Student data in Student Explorer and AbroadOffice is not used to contact students in order to market UNGS programs. The UNGS student advising team only has access to the records of students who have applied for a UNGS program.

The student data in the system is not sold, leased or rented to third-parties.

We do not collect credit card or banking information in Student Explorer and AbroadOffice.

FERPA

We do not publicly disclose any student-level information, including directory information.

Home university study abroad administrators control the disclosure of student information to their staff and host institutions abroad. Home university is in control of authorized users with access to student records. This is an allowed usage of student data under FERPA.

Students can inspect and change their information through their account on Student Explorer and AbroadOffice.

We might, from time to time, publish aggregate, non-personally identifiable information (e.g. “23 home institutions and 1,000 students are using Student Explorer/AbroadOffice”)

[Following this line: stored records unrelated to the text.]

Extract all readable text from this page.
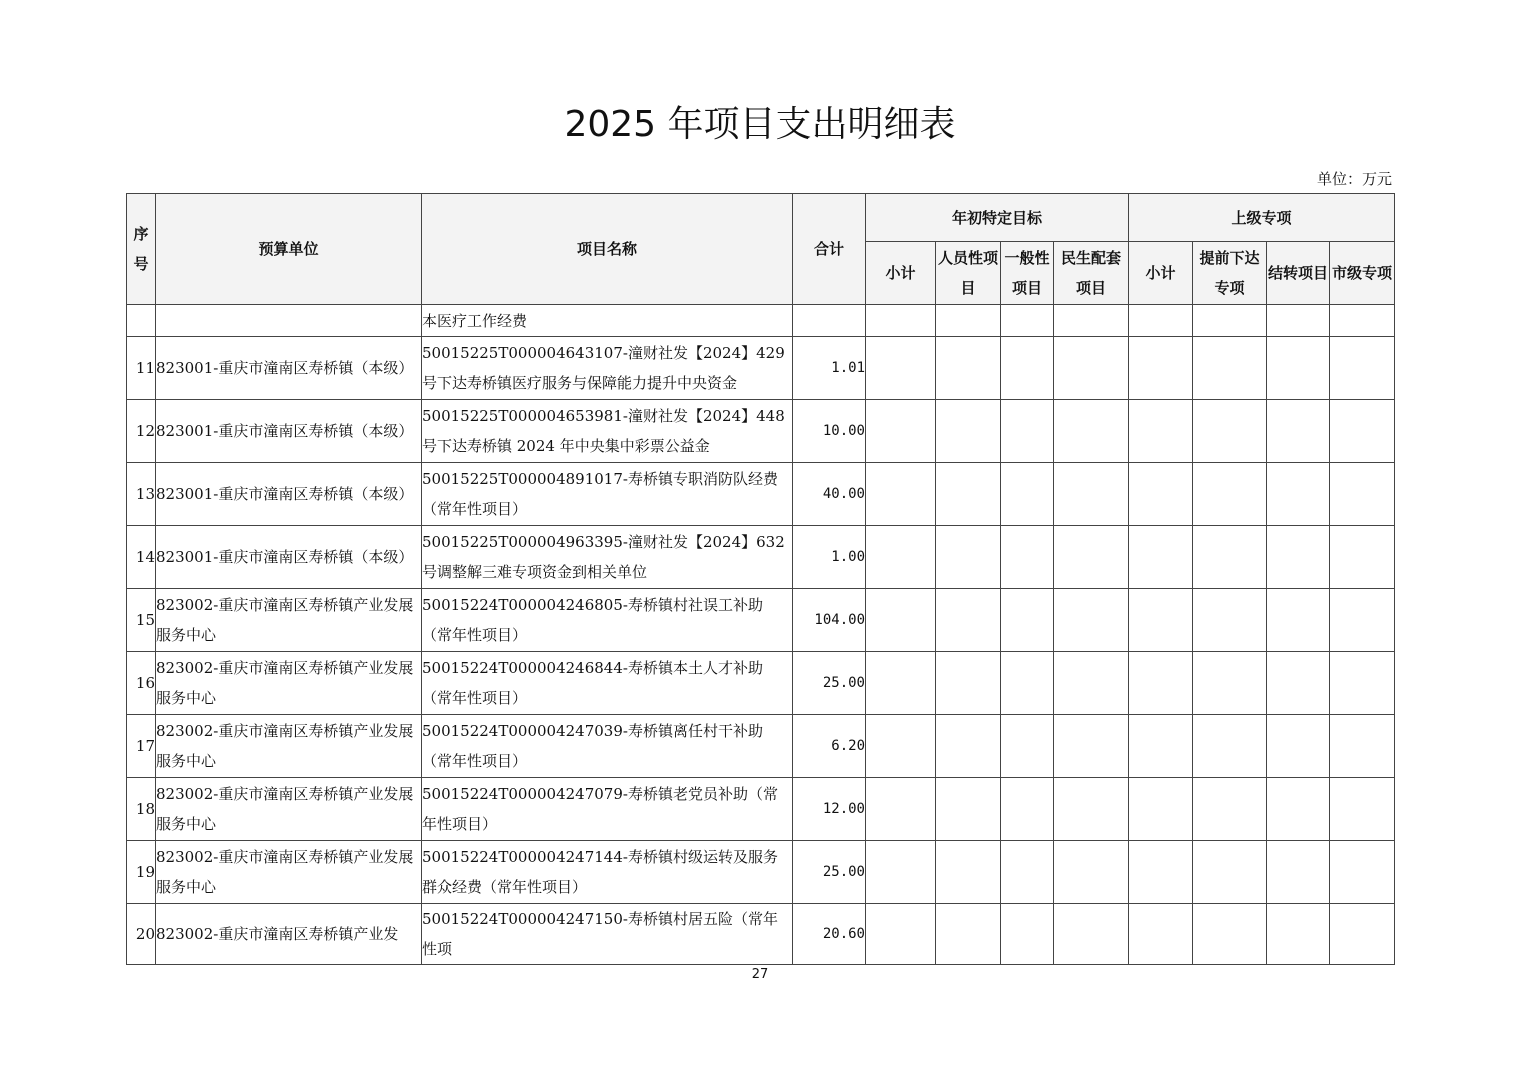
2025 年项目支出明细表
单位：万元
序号	预算单位	项目名称	合计	年初特定目标				上级专项			
				小计	人员性项目	一般性项目	民生配套项目	小计	提前下达专项	结转项目	市级专项
		本医疗工作经费									
11	823001-重庆市潼南区寿桥镇（本级）	50015225T000004643107-潼财社发【2024】429 号下达寿桥镇医疗服务与保障能力提升中央资金	1.01								
12	823001-重庆市潼南区寿桥镇（本级）	50015225T000004653981-潼财社发【2024】448 号下达寿桥镇 2024 年中央集中彩票公益金	10.00								
13	823001-重庆市潼南区寿桥镇（本级）	50015225T000004891017-寿桥镇专职消防队经费（常年性项目）	40.00								
14	823001-重庆市潼南区寿桥镇（本级）	50015225T000004963395-潼财社发【2024】632 号调整解三难专项资金到相关单位	1.00								
15	823002-重庆市潼南区寿桥镇产业发展服务中心	50015224T000004246805-寿桥镇村社误工补助（常年性项目）	104.00								
16	823002-重庆市潼南区寿桥镇产业发展服务中心	50015224T000004246844-寿桥镇本土人才补助（常年性项目）	25.00								
17	823002-重庆市潼南区寿桥镇产业发展服务中心	50015224T000004247039-寿桥镇离任村干补助（常年性项目）	6.20								
18	823002-重庆市潼南区寿桥镇产业发展服务中心	50015224T000004247079-寿桥镇老党员补助（常年性项目）	12.00								
19	823002-重庆市潼南区寿桥镇产业发展服务中心	50015224T000004247144-寿桥镇村级运转及服务群众经费（常年性项目）	25.00								
20	823002-重庆市潼南区寿桥镇产业发	50015224T000004247150-寿桥镇村居五险（常年性项	20.60								
27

Student Explorer and AbroadOffice are web-based systems that are accessible from any web browser. As such, universities that use Student Explorer and AbroadOffice need to have appropriate training and procedures for how their staff uses student data if they are to maintain FERPA compliance.  

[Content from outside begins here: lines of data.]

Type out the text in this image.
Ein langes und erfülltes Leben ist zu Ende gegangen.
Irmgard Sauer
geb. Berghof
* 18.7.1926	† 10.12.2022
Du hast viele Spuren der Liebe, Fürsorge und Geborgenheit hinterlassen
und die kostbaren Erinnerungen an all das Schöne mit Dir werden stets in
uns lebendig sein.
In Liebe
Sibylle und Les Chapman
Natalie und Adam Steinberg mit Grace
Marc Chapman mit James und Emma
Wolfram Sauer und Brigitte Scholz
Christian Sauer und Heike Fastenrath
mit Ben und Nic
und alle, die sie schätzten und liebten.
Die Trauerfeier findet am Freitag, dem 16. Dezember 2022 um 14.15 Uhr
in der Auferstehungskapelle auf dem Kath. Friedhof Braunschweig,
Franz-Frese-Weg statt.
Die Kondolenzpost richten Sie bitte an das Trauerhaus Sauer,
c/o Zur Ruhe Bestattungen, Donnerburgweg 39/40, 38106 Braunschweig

A non-exhaustive set of areas that universities should review when using Student Explorer and AbroadOffice are:

  • Who has been given administrative account access to Student Explorer and AbroadOffice and what level of access they have been given

  • What training processes and procedures about data security and dissemination are in place

  • What is the allowed usage of data once it has been copied, printed, emailed or downloaded outside of Student Explorer and AbroadOffice

HIPAA

To the best of our knowledge, Student Explorer and AbroadOffice itself are not Covered Entities under HIPAA and neither are many study abroad offices.

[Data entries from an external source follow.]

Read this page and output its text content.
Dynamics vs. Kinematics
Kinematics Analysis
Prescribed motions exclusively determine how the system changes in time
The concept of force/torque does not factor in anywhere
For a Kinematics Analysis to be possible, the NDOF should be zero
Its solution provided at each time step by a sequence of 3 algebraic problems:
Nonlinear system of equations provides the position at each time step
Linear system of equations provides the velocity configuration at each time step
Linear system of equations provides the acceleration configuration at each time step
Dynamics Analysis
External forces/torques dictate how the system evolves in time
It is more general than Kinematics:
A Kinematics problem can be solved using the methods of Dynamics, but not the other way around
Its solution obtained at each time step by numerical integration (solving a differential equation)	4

http://www.cms.gov/Regulations-and-Guidance/HIPAA-Administrative-Simplification/HIPAAGenInfo/AreYouaCoveredEntity.html

Nonetheless, the general security practices of Student Explorer and AbroadOffice would not typically preclude them from being part of an overall HIPAA compliant process.

Student Explorer and AbroadOffice have a feature that allows any form to be designated as a form that contains private information.  Once this feature is enabled, a privacy screen is enabled before any user access to the form and all access to this form is logged.   The logs include the date, time, reason and user who accessed the form.   This feature should be enabled for any forms that contain medical data to provide the appropriate audit/access logs.